El 27 de abril murió, en La Plata, nuestro amigo Octavio A. Sequeiros, el querido “Pato” como le dijimos siempre sin acordarnos, casi, de su nombre oficial. Este intelectual, de los más relevantes de nuestra generación, no se afilió nunca al “partido intelectual”. No necesitaba la “pose”. Su sabiduría y su erudición fluían naturalmente, en cualquier lugar y en cualquier momento.
Era por completo desacartonado. Por regla general, andaba vestido por el enemigo (no creo que jamás ocupara su tiempo en fijarse si el saco combinaba con el pantalón). Se lo solía encontrar, sentado entre los últimos, escuchando a un conferenciante la más de las veces menor que él en cuanto a sabiduría y ciencia. Sin conocerlo previamente era difícil adivinar en su pequeña figura al formidable helenista, al latinista eximio, al filósofo eminente, al fiscal corajudo (bien lo saben los de “Quebracho”). Fue un intelectual profunda y apasionadamente católico, sin la menor cara de devoto porque tampoco, al decir Péguy, perteneció al “partido devoto”. Fue también un intelectual comprometido con el acontecer diario de su Patria a la que amó y sirvió sin concesiones. En su memoria vale recordar, aunque muchos lo conozcan, aquello de “Amar la Patria es el amor primero/ y es el postrer amor después de Dios/ y si es crucificado y verdadero/ ya son uno los dos, ya no son dos”.
Chispeante y mordaz, lo mismo hablando que escribiendo, era dueño de un sentido del humor que ayudaba a levantar nuestros ánimos alicaídos por los avatares de la Iglesia y de la Patria. En la generación de nuestros mayores, dentro del nacionalismo católico, no era extraño hallar maestros dotados del sentido del humor. Después de todo, aquella generación estuvo “marcada” por Chesterton. Pero en la nuestra el humor no abunda y el Pato era de los muy pocos capaces de romper la densidad de las tragedias. No las negaba, las mostraba de una manera tan singular que aliviaba el alma.
Fue un verdadero maestro.
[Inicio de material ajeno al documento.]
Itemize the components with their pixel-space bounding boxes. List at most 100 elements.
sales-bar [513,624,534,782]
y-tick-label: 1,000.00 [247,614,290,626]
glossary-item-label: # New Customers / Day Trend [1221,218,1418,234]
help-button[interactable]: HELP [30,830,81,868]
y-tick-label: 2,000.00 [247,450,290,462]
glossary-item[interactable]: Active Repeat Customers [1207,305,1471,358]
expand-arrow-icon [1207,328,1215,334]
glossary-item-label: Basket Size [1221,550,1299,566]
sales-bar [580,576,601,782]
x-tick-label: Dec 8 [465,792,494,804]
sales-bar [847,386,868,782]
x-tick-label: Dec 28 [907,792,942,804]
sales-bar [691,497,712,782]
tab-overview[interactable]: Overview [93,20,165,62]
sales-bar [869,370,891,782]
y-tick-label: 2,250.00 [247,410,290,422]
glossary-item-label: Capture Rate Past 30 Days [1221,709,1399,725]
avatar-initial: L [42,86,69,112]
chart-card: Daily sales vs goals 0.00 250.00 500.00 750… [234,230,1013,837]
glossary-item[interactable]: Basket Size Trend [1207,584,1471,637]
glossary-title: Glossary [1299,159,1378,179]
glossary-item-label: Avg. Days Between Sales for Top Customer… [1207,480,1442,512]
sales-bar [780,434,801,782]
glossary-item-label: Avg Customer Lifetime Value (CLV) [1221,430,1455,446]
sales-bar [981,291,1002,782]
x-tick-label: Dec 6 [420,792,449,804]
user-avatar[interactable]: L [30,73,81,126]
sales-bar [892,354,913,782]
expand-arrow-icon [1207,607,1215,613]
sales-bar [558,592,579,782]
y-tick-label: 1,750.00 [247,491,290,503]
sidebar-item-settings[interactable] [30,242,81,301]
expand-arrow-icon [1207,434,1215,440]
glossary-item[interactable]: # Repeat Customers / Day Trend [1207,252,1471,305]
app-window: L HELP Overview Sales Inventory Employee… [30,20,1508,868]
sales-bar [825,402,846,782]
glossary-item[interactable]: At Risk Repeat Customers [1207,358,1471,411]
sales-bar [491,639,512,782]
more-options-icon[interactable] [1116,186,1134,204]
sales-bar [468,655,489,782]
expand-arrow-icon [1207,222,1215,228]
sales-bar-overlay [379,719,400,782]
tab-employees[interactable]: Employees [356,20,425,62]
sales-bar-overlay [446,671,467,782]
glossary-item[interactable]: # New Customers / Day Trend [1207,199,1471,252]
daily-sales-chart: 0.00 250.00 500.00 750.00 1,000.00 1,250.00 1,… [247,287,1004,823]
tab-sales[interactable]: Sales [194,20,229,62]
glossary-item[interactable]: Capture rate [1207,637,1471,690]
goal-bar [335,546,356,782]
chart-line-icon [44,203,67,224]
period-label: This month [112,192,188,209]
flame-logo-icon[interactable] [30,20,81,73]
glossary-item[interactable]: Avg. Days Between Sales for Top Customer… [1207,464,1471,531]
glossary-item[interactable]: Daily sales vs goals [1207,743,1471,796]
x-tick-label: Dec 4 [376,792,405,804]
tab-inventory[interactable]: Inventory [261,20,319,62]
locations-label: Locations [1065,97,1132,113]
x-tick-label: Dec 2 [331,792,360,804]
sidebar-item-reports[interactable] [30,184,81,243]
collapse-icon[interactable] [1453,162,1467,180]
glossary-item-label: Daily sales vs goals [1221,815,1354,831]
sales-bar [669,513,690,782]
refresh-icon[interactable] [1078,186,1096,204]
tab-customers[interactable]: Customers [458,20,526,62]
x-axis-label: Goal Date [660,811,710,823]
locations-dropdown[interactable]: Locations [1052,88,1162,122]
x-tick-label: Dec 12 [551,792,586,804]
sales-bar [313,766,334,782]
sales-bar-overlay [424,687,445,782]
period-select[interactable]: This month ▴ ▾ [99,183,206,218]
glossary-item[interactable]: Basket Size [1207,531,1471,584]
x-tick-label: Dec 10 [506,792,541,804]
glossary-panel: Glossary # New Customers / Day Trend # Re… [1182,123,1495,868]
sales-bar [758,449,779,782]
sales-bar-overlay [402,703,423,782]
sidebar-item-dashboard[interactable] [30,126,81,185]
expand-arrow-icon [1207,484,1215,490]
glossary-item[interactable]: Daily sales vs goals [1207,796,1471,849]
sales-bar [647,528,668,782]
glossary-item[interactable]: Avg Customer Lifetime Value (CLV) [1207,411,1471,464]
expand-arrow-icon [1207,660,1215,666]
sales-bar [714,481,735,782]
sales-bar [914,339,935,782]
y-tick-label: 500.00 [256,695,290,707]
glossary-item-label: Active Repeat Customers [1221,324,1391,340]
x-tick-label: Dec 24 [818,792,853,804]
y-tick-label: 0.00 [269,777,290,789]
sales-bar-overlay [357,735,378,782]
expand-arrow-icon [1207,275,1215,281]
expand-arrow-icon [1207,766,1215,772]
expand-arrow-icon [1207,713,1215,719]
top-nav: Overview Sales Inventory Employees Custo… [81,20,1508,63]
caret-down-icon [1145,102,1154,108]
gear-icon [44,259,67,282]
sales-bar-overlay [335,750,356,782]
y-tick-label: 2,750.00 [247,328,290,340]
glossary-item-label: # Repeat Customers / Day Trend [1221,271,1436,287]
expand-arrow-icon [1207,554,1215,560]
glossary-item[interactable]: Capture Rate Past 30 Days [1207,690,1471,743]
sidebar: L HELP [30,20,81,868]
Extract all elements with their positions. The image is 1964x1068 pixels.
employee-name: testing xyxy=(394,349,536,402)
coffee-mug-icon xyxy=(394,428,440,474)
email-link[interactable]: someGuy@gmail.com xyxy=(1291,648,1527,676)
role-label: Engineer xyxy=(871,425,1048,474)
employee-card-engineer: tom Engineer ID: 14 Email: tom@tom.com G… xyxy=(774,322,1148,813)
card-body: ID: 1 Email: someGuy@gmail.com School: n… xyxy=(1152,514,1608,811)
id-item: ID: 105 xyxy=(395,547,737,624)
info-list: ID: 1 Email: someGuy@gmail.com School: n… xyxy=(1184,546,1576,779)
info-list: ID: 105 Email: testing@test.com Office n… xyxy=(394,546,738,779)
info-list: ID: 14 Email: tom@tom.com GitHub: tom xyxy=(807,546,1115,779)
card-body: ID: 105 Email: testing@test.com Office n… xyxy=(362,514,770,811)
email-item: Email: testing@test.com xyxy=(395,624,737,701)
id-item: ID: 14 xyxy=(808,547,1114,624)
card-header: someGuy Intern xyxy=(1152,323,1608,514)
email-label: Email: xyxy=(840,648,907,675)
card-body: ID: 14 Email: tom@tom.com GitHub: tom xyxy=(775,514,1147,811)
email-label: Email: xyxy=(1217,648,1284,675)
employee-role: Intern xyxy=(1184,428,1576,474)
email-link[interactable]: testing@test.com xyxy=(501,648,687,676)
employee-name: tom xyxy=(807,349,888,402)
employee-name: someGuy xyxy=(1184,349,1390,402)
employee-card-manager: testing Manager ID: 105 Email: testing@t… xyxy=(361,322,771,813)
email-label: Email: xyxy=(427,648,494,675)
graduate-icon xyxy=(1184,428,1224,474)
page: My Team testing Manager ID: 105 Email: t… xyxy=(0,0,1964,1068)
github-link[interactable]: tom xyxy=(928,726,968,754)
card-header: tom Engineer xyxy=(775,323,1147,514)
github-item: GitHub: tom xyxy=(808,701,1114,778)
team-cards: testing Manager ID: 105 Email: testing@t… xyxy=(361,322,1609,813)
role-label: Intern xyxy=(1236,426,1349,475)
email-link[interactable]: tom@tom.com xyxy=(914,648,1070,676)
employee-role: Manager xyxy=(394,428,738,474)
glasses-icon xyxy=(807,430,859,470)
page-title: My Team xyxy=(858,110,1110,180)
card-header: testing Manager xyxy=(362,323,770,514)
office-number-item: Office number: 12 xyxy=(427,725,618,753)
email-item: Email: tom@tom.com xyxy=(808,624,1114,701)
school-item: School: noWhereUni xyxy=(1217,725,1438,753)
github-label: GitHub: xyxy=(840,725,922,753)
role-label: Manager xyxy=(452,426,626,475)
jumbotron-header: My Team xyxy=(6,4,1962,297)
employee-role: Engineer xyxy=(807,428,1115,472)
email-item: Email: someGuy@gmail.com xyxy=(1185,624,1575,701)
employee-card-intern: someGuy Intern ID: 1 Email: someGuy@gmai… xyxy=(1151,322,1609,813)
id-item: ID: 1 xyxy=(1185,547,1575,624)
Hace poco leía una página escrita por uno de los tantos jóvenes formados por él; no resultaba difícil advertir en ella -lejos de cualquier imitación servil- la chispa y la pasión que el maestro supo encender en el alma del discípulo.
Supo, también, elegir mujer capaz de compartir la Fe, el mundo de las ideas y el amor de las cosas esenciales. Supo entregar hijos a la Iglesia.
Lamento que el vivir en ciudades distintas me haya impedido tratarlo con más frecuencia. Pero eso ya no tiene relevancia alguna. Ahora, junto al Padre, en oración chispeante y jocosa, intercede por nosotros.
María Lilia Genta*
(*) P.S. Publicamos esta nota sin el permiso expreso de su autora; y porque presumimos que su bondadoso carácter no nos lo impediría de haberlo sabido, lo hemos tomado como un permiso tácito.